Rosemary's baby

Éteindre l'écran et rester habitée par quelque chose que l'on n'arrive pas à nommer.

C'est l'expérience que propose ce film de Roman Polanski, thriller d'épouvante sur la grossesse de Rosemary. Les personnages sont séduisants, les liquides inquiétants et le suspens efficace : trois bonnes raisons d'apprécier le film. En fait, c'est un peu comme être devant un livre d'illusions optiques 3D : après une intense concentration du regard sur les pages, on voit émerger des formes surprenantes. En vous concentrant sur le film, vous en verrez un second, tout aussi terrifiant, sur la vie d’un couple contaminée par l’arrivisme.

On comprend alors comment, au cinéma, le genre de l'horreur (qui est une forme d'exagération) rend supportable une réalité qui le serait beaucoup moins. Autrement dit, le film est un film d'horreur, mais l'horreur est au fond plus supportable que le propos du film.

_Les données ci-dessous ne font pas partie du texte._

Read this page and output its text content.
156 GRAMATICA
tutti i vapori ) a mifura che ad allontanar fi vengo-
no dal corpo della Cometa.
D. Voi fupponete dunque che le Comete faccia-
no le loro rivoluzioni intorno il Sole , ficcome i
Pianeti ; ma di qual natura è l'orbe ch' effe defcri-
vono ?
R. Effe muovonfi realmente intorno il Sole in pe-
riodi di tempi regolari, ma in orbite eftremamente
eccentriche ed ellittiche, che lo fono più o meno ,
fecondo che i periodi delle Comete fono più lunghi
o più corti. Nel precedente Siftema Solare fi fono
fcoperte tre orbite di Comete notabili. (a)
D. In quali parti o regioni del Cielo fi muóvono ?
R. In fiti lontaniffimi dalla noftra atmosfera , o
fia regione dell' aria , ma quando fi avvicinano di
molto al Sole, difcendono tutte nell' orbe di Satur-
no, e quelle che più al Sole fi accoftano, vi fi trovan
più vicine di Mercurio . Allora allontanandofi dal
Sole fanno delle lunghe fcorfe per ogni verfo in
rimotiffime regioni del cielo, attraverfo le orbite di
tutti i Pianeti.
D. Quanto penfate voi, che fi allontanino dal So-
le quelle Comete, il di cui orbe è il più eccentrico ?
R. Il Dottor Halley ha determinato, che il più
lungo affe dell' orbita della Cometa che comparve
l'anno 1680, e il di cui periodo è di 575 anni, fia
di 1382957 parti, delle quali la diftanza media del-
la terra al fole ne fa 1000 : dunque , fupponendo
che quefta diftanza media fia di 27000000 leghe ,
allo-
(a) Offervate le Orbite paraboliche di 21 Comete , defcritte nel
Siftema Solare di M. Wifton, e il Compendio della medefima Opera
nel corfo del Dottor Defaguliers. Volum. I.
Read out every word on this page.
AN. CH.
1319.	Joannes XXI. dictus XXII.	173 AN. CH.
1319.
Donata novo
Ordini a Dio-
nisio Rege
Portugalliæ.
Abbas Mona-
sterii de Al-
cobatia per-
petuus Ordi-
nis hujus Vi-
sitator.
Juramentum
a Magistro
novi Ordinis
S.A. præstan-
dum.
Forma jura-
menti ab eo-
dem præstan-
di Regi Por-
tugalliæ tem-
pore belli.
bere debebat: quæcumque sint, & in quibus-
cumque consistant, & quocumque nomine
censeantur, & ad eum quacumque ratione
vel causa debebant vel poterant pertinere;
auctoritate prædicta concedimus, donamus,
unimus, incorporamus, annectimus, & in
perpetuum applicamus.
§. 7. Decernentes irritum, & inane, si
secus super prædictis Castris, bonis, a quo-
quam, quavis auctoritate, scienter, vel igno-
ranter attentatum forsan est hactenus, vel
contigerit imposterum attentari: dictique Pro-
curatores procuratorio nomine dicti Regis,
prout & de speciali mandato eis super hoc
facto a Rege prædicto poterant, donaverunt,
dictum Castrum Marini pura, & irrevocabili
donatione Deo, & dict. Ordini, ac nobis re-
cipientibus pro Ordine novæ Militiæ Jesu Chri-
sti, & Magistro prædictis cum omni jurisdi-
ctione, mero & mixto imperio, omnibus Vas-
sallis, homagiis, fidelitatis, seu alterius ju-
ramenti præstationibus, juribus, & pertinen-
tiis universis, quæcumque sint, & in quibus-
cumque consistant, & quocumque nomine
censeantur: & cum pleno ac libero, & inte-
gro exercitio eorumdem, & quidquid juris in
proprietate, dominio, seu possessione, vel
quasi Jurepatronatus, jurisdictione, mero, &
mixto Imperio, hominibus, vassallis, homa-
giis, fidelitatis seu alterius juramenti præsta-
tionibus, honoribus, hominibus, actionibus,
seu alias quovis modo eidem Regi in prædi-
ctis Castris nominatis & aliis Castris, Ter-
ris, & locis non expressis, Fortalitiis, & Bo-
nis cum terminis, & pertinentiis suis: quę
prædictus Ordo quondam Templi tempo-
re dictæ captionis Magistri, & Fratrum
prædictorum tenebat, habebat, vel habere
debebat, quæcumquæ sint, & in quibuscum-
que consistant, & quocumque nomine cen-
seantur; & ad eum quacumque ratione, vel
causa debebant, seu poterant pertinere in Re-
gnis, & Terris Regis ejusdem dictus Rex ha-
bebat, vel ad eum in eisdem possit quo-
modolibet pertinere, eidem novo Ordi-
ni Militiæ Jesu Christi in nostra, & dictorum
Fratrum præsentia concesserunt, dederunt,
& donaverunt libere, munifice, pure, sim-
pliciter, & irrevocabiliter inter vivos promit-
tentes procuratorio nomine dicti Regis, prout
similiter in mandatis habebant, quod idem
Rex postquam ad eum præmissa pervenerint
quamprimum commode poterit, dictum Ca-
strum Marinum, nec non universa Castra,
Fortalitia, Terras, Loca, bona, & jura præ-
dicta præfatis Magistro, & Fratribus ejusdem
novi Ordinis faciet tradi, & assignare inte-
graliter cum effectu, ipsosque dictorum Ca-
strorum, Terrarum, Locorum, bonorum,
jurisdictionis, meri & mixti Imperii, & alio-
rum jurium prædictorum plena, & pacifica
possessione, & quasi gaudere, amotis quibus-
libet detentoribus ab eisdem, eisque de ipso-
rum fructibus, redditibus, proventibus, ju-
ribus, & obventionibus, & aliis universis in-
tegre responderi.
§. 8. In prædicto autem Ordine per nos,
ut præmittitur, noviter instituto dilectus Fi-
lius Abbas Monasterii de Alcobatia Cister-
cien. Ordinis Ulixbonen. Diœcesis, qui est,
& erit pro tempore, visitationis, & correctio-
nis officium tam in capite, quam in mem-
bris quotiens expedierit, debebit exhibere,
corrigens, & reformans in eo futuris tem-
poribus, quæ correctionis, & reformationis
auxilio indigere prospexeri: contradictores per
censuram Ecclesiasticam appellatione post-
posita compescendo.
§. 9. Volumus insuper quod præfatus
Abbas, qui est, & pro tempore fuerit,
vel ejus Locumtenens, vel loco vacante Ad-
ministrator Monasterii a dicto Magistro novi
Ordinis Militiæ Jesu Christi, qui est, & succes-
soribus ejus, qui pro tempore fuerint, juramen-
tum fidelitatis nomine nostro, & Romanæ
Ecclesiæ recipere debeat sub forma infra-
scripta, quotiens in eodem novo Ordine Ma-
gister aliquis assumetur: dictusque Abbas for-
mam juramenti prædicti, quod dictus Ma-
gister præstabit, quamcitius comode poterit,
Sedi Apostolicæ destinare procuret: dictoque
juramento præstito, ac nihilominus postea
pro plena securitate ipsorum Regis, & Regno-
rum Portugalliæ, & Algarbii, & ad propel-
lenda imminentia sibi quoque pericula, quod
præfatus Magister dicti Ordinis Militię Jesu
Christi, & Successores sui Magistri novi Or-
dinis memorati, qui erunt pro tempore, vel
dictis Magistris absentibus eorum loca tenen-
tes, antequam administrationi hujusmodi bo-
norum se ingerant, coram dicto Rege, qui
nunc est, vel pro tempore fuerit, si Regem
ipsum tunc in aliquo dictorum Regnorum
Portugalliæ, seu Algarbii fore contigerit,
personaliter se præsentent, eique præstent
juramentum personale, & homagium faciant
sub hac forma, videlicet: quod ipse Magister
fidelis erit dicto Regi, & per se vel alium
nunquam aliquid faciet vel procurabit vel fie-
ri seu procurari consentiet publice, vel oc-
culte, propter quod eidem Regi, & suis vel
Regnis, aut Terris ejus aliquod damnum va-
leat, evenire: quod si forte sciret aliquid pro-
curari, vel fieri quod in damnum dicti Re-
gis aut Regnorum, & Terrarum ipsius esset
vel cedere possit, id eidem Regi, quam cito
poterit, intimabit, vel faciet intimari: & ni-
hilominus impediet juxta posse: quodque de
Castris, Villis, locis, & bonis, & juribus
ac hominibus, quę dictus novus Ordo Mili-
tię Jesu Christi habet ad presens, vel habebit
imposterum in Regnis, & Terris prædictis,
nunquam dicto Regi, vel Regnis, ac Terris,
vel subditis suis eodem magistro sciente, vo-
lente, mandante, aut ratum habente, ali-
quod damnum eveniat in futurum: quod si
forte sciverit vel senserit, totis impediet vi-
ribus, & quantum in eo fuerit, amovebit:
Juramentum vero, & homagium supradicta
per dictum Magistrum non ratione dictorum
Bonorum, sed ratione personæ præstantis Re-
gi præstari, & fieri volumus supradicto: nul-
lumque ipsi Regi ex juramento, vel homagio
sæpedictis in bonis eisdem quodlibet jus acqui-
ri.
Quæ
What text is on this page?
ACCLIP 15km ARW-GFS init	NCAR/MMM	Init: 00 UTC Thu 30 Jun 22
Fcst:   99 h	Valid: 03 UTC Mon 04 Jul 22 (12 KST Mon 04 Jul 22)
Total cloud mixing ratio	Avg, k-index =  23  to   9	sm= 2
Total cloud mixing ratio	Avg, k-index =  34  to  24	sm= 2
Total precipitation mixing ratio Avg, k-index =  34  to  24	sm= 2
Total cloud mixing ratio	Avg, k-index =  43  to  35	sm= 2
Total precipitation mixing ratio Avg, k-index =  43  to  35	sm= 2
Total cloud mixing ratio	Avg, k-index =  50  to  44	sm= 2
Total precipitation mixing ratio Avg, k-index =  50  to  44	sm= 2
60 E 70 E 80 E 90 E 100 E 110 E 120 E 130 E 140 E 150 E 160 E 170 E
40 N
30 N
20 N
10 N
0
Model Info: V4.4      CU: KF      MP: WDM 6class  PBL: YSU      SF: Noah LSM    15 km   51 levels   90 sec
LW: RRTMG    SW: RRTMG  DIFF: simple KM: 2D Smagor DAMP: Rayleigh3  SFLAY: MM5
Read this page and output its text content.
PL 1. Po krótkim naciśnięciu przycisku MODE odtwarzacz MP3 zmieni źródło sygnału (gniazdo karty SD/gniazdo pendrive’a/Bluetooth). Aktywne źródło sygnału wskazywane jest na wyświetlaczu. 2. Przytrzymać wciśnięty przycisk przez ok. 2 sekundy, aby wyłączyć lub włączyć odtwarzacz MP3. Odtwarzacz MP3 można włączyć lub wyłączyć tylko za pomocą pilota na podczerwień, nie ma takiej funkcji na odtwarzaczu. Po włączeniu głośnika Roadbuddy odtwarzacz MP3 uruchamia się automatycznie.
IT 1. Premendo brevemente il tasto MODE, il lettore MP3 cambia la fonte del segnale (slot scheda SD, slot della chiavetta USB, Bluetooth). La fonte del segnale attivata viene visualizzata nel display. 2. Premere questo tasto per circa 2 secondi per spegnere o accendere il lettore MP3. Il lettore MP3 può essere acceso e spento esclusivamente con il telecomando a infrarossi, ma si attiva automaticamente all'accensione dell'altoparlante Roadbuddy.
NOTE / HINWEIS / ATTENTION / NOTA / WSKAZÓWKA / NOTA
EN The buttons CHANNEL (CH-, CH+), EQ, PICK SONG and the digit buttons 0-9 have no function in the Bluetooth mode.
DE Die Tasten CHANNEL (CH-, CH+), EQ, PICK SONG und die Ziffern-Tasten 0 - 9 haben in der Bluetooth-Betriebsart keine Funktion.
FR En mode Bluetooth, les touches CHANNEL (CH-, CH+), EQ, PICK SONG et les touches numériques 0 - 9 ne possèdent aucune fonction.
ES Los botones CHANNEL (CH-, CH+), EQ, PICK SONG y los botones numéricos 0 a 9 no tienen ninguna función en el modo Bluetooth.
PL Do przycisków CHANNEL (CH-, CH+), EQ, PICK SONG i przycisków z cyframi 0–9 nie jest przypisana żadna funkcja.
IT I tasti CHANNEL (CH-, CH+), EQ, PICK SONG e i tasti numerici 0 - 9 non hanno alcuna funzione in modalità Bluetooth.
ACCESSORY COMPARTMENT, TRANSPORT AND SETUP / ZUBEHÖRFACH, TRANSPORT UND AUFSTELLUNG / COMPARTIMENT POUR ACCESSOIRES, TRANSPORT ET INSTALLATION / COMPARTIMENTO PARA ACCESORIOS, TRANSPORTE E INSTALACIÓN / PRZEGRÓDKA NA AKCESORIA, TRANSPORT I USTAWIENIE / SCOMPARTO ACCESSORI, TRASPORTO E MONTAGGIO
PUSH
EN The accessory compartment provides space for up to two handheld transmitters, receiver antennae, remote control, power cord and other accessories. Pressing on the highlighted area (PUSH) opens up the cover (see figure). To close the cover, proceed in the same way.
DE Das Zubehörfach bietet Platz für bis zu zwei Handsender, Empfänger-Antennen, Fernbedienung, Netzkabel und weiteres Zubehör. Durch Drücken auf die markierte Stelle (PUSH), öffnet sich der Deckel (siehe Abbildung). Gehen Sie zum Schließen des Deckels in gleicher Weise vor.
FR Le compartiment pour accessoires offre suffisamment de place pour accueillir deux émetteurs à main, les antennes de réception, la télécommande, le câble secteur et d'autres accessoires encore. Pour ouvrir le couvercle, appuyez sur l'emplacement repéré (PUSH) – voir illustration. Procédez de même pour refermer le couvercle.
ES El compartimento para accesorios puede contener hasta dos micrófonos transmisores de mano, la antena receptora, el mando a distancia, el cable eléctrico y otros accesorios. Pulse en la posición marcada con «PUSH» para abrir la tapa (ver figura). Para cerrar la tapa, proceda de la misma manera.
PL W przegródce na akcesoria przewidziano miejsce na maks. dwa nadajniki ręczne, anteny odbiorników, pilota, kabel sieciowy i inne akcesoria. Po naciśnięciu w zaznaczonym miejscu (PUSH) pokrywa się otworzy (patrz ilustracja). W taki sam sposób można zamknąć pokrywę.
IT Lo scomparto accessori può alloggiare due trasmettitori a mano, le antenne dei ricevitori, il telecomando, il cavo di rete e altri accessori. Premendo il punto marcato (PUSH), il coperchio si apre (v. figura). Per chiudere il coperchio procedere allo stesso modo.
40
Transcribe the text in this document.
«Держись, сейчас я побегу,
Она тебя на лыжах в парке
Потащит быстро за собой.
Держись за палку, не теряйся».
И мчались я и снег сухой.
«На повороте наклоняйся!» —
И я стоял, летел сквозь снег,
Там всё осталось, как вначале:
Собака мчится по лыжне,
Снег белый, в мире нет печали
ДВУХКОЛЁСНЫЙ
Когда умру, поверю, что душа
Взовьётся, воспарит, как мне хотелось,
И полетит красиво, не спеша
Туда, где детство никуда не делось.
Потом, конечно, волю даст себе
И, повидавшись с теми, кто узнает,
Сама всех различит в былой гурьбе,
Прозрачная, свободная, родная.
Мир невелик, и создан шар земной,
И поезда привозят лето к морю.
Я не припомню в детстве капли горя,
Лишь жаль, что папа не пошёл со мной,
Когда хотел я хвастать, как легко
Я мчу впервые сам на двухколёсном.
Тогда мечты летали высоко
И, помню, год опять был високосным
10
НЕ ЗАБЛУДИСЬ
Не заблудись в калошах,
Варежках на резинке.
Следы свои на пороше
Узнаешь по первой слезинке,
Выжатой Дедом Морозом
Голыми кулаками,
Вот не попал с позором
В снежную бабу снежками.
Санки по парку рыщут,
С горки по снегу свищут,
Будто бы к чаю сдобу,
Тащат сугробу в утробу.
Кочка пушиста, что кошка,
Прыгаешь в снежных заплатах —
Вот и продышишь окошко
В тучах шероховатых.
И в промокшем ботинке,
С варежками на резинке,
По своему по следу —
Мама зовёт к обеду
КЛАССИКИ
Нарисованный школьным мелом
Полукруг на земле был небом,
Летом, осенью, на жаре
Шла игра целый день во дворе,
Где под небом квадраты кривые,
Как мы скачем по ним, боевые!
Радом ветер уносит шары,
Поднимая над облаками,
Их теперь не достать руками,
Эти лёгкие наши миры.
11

Quelques fils conducteurs pour suivre le film...dans le film

Première séquence

Voyage poétique sur les toits et dans la vie d’un jeune couple, Guy Woodhouse, le mari de Rosemary, tente de définir son métier, malaise...il répond télévision, pièce de théâtre, cinéma, avec la gêne de ne pas être vraiment connu. Le thème du film est amorcé, le comportement du mari est désormais à observer sous cet angle.

Un espace pour chacun 

On a beaucoup parlé de l'importance de la maison, maléfique, mais il s'agit de faire davantage attention aux espaces. Rosemary évolue dans les espaces intérieurs et extérieurs du quotidien, c'est le personnage de la réalité, détaché de toute idée de gloire alors que son mari est montré dans des films publicitaires, une image, un leurre, le seul lieu qui compte pour lui : celui de la représentation. Les espaces qui l'intéressent sont uniquement ceux qui peuvent lui servir, l'appartement des Castevet, celui de son intimité avec Rosemary (d'où la maison) et celui de son ventre. La solitude de Rosemary est redoublée, le malaise aussi.

Le couple Minnie et Roman Castevet

Ou comment figurer la duplicité du bien et du mal, de la gentillesse et de l'étouffement, du rationnel et de l'irrationnel...et les limites d'une mise en pli (cf les coupes de cheveux incroyables de Minnie). Cet autre couple est la clef de l'énigme, l'ouverture vers l'autre film. Roman Castevet fascine le mari de Rosemary avec ses histoires de gloires et propose le deal diabolique. Leur casting est à la hauteur de leurs paradoxes, une autre bonne raison de regarder le film.

P.S : La femme et la maternité 

Le mari de Rosemary a "vendu" le corps de sa femme au diable pour réussir sa carrière, elle est d'abord terrifiée en voyant le bébé mais finit, "instinct maternel" oblige, par l'accepter. L'amour "maternel" permet la réussite du plan diabolique (donc d'accepter l'horreur). Le cliché a bon, ou plutôt, mauvais dos...

Le film a presque dépassé le réalisateur.

Rosemary, victime et plaisir de Cinéma.